I transplanted in 2009 for PSC at age of 60.
My experience was a little different – I did not have UC, but did experience acute kidney failure and was on dialysis before transplant. So I was very weak and fragile pre-transplant. Having said that, I received both organs from a deceased donor in one surgery. Immediately upon awakening from my surgery I felt as if someone had flipped a switch inside of me and I could feel a difference. My son called out that I was not yellow anymore.
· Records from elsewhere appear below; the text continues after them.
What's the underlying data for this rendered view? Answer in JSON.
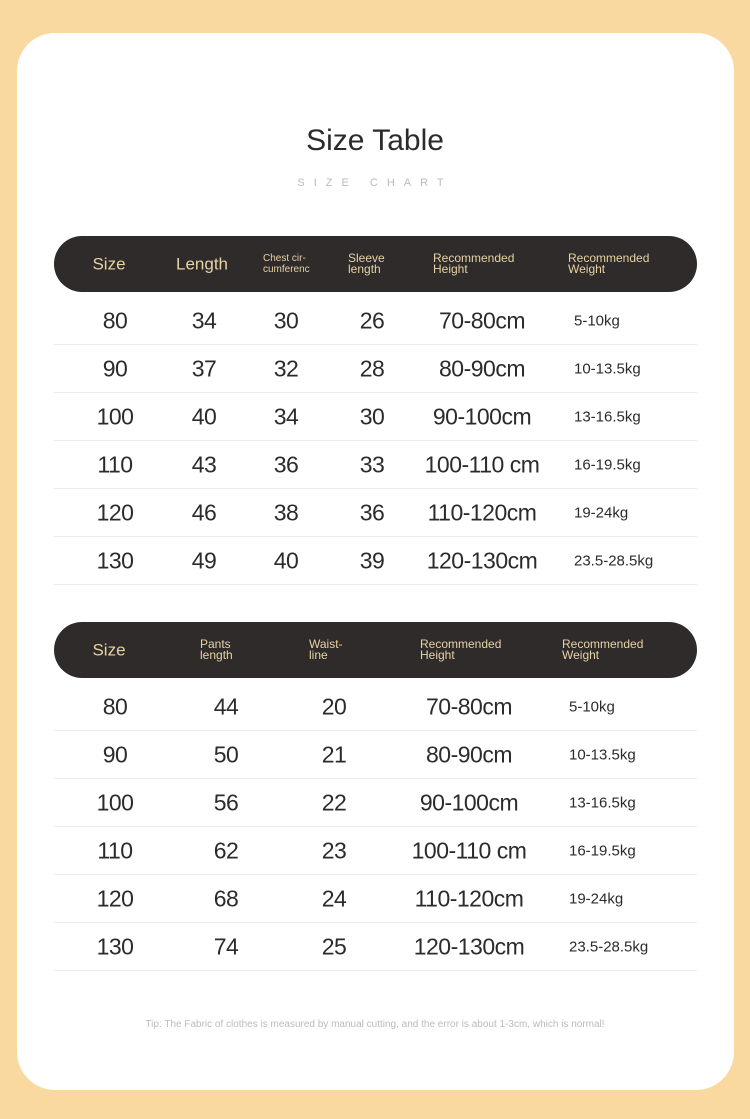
{
  "title": "Size Table",
  "subtitle": "SIZE CHART",
  "top_table": {
    "headers": [
      "Size",
      "Length",
      "Chest cir-\ncumferenc",
      "Sleeve\nlength",
      "Recommended\nHeight",
      "Recommended\nWeight"
    ],
    "rows": [
      [
        "80",
        "34",
        "30",
        "26",
        "70-80cm",
        "5-10kg"
      ],
      [
        "90",
        "37",
        "32",
        "28",
        "80-90cm",
        "10-13.5kg"
      ],
      [
        "100",
        "40",
        "34",
        "30",
        "90-100cm",
        "13-16.5kg"
      ],
      [
        "110",
        "43",
        "36",
        "33",
        "100-110 cm",
        "16-19.5kg"
      ],
      [
        "120",
        "46",
        "38",
        "36",
        "110-120cm",
        "19-24kg"
      ],
      [
        "130",
        "49",
        "40",
        "39",
        "120-130cm",
        "23.5-28.5kg"
      ]
    ]
  },
  "bottom_table": {
    "headers": [
      "Size",
      "Pants\nlength",
      "Waist-\nline",
      "Recommended\nHeight",
      "Recommended\nWeight"
    ],
    "rows": [
      [
        "80",
        "44",
        "20",
        "70-80cm",
        "5-10kg"
      ],
      [
        "90",
        "50",
        "21",
        "80-90cm",
        "10-13.5kg"
      ],
      [
        "100",
        "56",
        "22",
        "90-100cm",
        "13-16.5kg"
      ],
      [
        "110",
        "62",
        "23",
        "100-110 cm",
        "16-19.5kg"
      ],
      [
        "120",
        "68",
        "24",
        "110-120cm",
        "19-24kg"
      ],
      [
        "130",
        "74",
        "25",
        "120-130cm",
        "23.5-28.5kg"
      ]
    ]
  },
  "tip": "Tip: The Fabric of clothes is measured by manual cutting, and the error is about 1-3cm, which is normal!",
  "colors": {
    "background": "#f9d9a0",
    "header": "#2e2b2a",
    "header_text": "#e6d2a4"
  }
}
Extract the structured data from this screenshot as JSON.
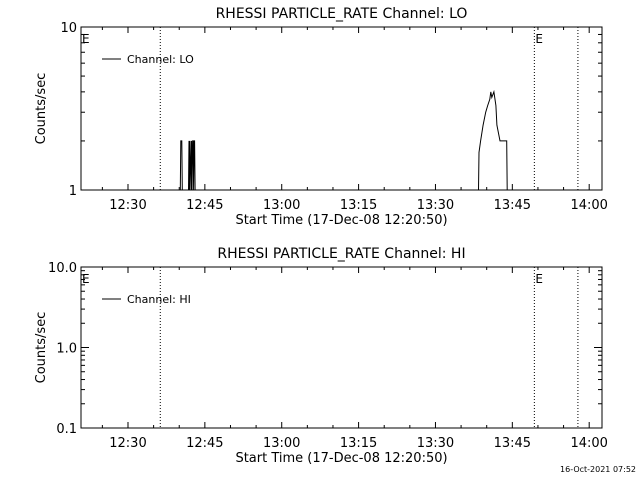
{
  "footer": {
    "timestamp": "16-Oct-2021 07:52"
  },
  "chart_data": [
    {
      "type": "line",
      "title": "RHESSI PARTICLE_RATE Channel: LO",
      "xlabel": "Start Time (17-Dec-08 12:20:50)",
      "ylabel": "Counts/sec",
      "y_scale": "log",
      "ylim": [
        1,
        10
      ],
      "y_ticks": [
        {
          "v": 1,
          "label": "1"
        },
        {
          "v": 10,
          "label": "10"
        }
      ],
      "xlim_minutes": [
        740.83,
        842.5
      ],
      "x_ticks": [
        {
          "v": 750,
          "label": "12:30"
        },
        {
          "v": 765,
          "label": "12:45"
        },
        {
          "v": 780,
          "label": "13:00"
        },
        {
          "v": 795,
          "label": "13:15"
        },
        {
          "v": 810,
          "label": "13:30"
        },
        {
          "v": 825,
          "label": "13:45"
        },
        {
          "v": 840,
          "label": "14:00"
        }
      ],
      "event_lines": [
        {
          "v": 756.3,
          "label": "E"
        },
        {
          "v": 829.3,
          "label": ""
        },
        {
          "v": 837.8,
          "label": ""
        }
      ],
      "edge_markers": [
        {
          "v": 740.83,
          "label": "E"
        },
        {
          "v": 829.3,
          "label": "E"
        }
      ],
      "legend": {
        "position": "top-left",
        "entries": [
          "Channel: LO"
        ]
      },
      "series": [
        {
          "name": "Channel: LO",
          "x": [
            740.83,
            760.2,
            760.3,
            760.5,
            760.6,
            761.8,
            761.9,
            762.0,
            762.1,
            762.3,
            762.4,
            762.5,
            762.6,
            762.7,
            762.8,
            762.9,
            763.0,
            763.1,
            763.2,
            818.4,
            818.5,
            818.8,
            819.3,
            819.8,
            820.2,
            820.6,
            820.8,
            821.0,
            821.4,
            821.8,
            822.0,
            822.6,
            823.5,
            823.9,
            824.0,
            842.5
          ],
          "y": [
            1,
            1,
            2,
            2,
            1,
            1,
            2,
            1,
            2,
            1,
            2,
            1,
            2,
            2,
            1,
            2,
            2,
            1,
            1,
            1,
            1.7,
            2,
            2.5,
            3,
            3.3,
            3.6,
            4,
            3.7,
            4,
            3.3,
            2.5,
            2,
            2,
            2,
            1,
            1
          ]
        }
      ]
    },
    {
      "type": "line",
      "title": "RHESSI PARTICLE_RATE Channel: HI",
      "xlabel": "Start Time (17-Dec-08 12:20:50)",
      "ylabel": "Counts/sec",
      "y_scale": "log",
      "ylim": [
        0.1,
        10
      ],
      "y_ticks": [
        {
          "v": 0.1,
          "label": "0.1"
        },
        {
          "v": 1,
          "label": "1.0"
        },
        {
          "v": 10,
          "label": "10.0"
        }
      ],
      "xlim_minutes": [
        740.83,
        842.5
      ],
      "x_ticks": [
        {
          "v": 750,
          "label": "12:30"
        },
        {
          "v": 765,
          "label": "12:45"
        },
        {
          "v": 780,
          "label": "13:00"
        },
        {
          "v": 795,
          "label": "13:15"
        },
        {
          "v": 810,
          "label": "13:30"
        },
        {
          "v": 825,
          "label": "13:45"
        },
        {
          "v": 840,
          "label": "14:00"
        }
      ],
      "event_lines": [
        {
          "v": 756.3,
          "label": ""
        },
        {
          "v": 829.3,
          "label": ""
        },
        {
          "v": 837.8,
          "label": ""
        }
      ],
      "edge_markers": [
        {
          "v": 740.83,
          "label": "E"
        },
        {
          "v": 829.3,
          "label": "E"
        }
      ],
      "legend": {
        "position": "top-left",
        "entries": [
          "Channel: HI"
        ]
      },
      "series": [
        {
          "name": "Channel: HI",
          "x": [],
          "y": []
        }
      ]
    }
  ]
}
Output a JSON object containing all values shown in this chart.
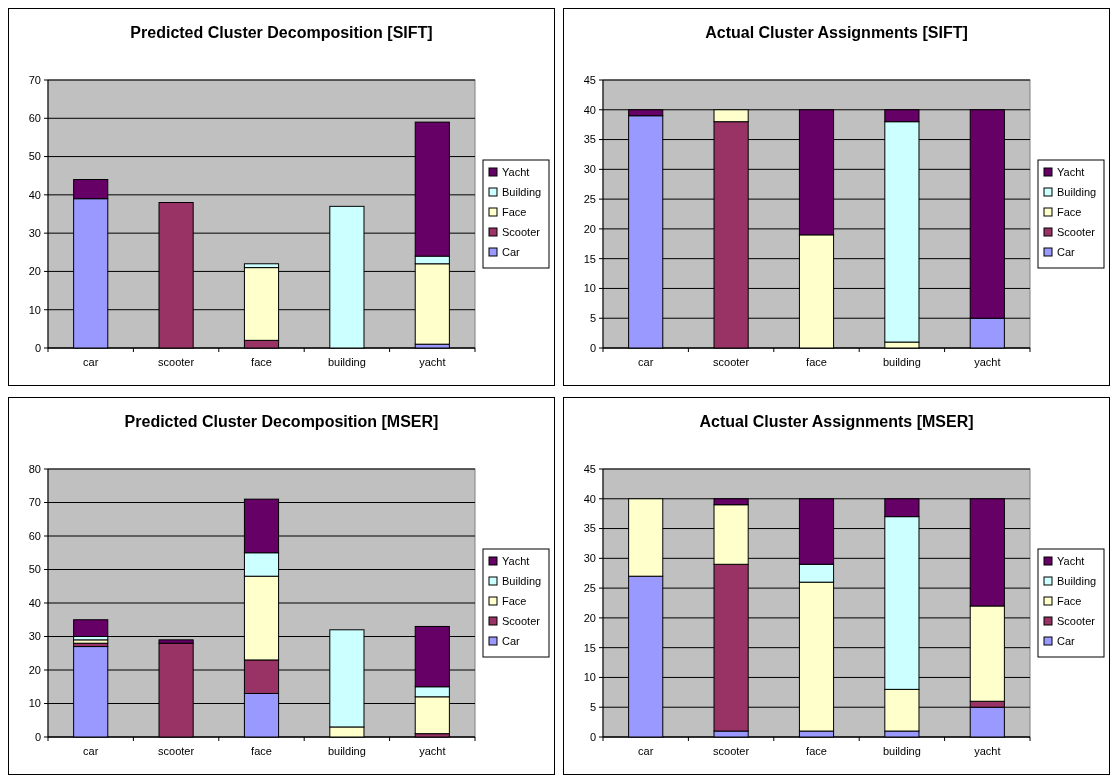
{
  "chart_data": [
    {
      "type": "bar",
      "title": "Predicted Cluster Decomposition [SIFT]",
      "categories": [
        "car",
        "scooter",
        "face",
        "building",
        "yacht"
      ],
      "stacked": true,
      "ylim": [
        0,
        70
      ],
      "yticks": [
        0,
        10,
        20,
        30,
        40,
        50,
        60,
        70
      ],
      "grid": "y",
      "legend": "right",
      "series": [
        {
          "name": "Car",
          "color": "#9999ff",
          "values": [
            39,
            0,
            0,
            0,
            1
          ]
        },
        {
          "name": "Scooter",
          "color": "#993366",
          "values": [
            0,
            38,
            2,
            0,
            0
          ]
        },
        {
          "name": "Face",
          "color": "#ffffcc",
          "values": [
            0,
            0,
            19,
            0,
            21
          ]
        },
        {
          "name": "Building",
          "color": "#ccffff",
          "values": [
            0,
            0,
            1,
            37,
            2
          ]
        },
        {
          "name": "Yacht",
          "color": "#660066",
          "values": [
            5,
            0,
            0,
            0,
            35
          ]
        }
      ]
    },
    {
      "type": "bar",
      "title": "Actual Cluster Assignments [SIFT]",
      "categories": [
        "car",
        "scooter",
        "face",
        "building",
        "yacht"
      ],
      "stacked": true,
      "ylim": [
        0,
        45
      ],
      "yticks": [
        0,
        5,
        10,
        15,
        20,
        25,
        30,
        35,
        40,
        45
      ],
      "grid": "y",
      "legend": "right",
      "series": [
        {
          "name": "Car",
          "color": "#9999ff",
          "values": [
            39,
            0,
            0,
            0,
            5
          ]
        },
        {
          "name": "Scooter",
          "color": "#993366",
          "values": [
            0,
            38,
            0,
            0,
            0
          ]
        },
        {
          "name": "Face",
          "color": "#ffffcc",
          "values": [
            0,
            2,
            19,
            1,
            0
          ]
        },
        {
          "name": "Building",
          "color": "#ccffff",
          "values": [
            0,
            0,
            0,
            37,
            0
          ]
        },
        {
          "name": "Yacht",
          "color": "#660066",
          "values": [
            1,
            0,
            21,
            2,
            35
          ]
        }
      ]
    },
    {
      "type": "bar",
      "title": "Predicted Cluster Decomposition [MSER]",
      "categories": [
        "car",
        "scooter",
        "face",
        "building",
        "yacht"
      ],
      "stacked": true,
      "ylim": [
        0,
        80
      ],
      "yticks": [
        0,
        10,
        20,
        30,
        40,
        50,
        60,
        70,
        80
      ],
      "grid": "y",
      "legend": "right",
      "series": [
        {
          "name": "Car",
          "color": "#9999ff",
          "values": [
            27,
            0,
            13,
            0,
            0
          ]
        },
        {
          "name": "Scooter",
          "color": "#993366",
          "values": [
            1,
            28,
            10,
            0,
            1
          ]
        },
        {
          "name": "Face",
          "color": "#ffffcc",
          "values": [
            1,
            0,
            25,
            3,
            11
          ]
        },
        {
          "name": "Building",
          "color": "#ccffff",
          "values": [
            1,
            0,
            7,
            29,
            3
          ]
        },
        {
          "name": "Yacht",
          "color": "#660066",
          "values": [
            5,
            1,
            16,
            0,
            18
          ]
        }
      ]
    },
    {
      "type": "bar",
      "title": "Actual Cluster Assignments [MSER]",
      "categories": [
        "car",
        "scooter",
        "face",
        "building",
        "yacht"
      ],
      "stacked": true,
      "ylim": [
        0,
        45
      ],
      "yticks": [
        0,
        5,
        10,
        15,
        20,
        25,
        30,
        35,
        40,
        45
      ],
      "grid": "y",
      "legend": "right",
      "series": [
        {
          "name": "Car",
          "color": "#9999ff",
          "values": [
            27,
            1,
            1,
            1,
            5
          ]
        },
        {
          "name": "Scooter",
          "color": "#993366",
          "values": [
            0,
            28,
            0,
            0,
            1
          ]
        },
        {
          "name": "Face",
          "color": "#ffffcc",
          "values": [
            13,
            10,
            25,
            7,
            16
          ]
        },
        {
          "name": "Building",
          "color": "#ccffff",
          "values": [
            0,
            0,
            3,
            29,
            0
          ]
        },
        {
          "name": "Yacht",
          "color": "#660066",
          "values": [
            0,
            1,
            11,
            3,
            18
          ]
        }
      ]
    }
  ]
}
My surgery was on a Wed evening, and on Thursday afteroon I was rolled out if recovery/ICU to my room – sitting in a wheelchair while sipping on a milkshake! On Friday morning, I had a light breakfast and was helped out of bed for my first walk. Each day I felt better, more alert, and stronger than the day before.
During my hospital recovery time, my husband and I were given instructions and guided thru my early recovery process. @svezir, has already shared the importance of caregiver/patient understanding of the importance of follow-up labs as well as medication regime.
I had my transplant at Mayo Rochester, and we stayed at the Gift 0f Life House, where we had been living for the previous 2 months. This was very convenient because after transplant there will be frequent labs and follow up appointments. On Day 21 post transplant we were discharged to return to our home in Kentucky.
Your husband is your and active and healthy. I remember being told by my GI, early in my diagnosis of PSC, that PSC patients do well because they have learned to be proactively healthy and active before/if their PSC progresses to liver failure. It sounds as if his doctors are OK with this schedule, and that is a good sign.
I am going to look at my journal later today, and see if I have any specific recovery notes to share.
Is your husband planning to be active in your delivery and baby's care? What are the transplant doctors saying about that due to his immunosuppression?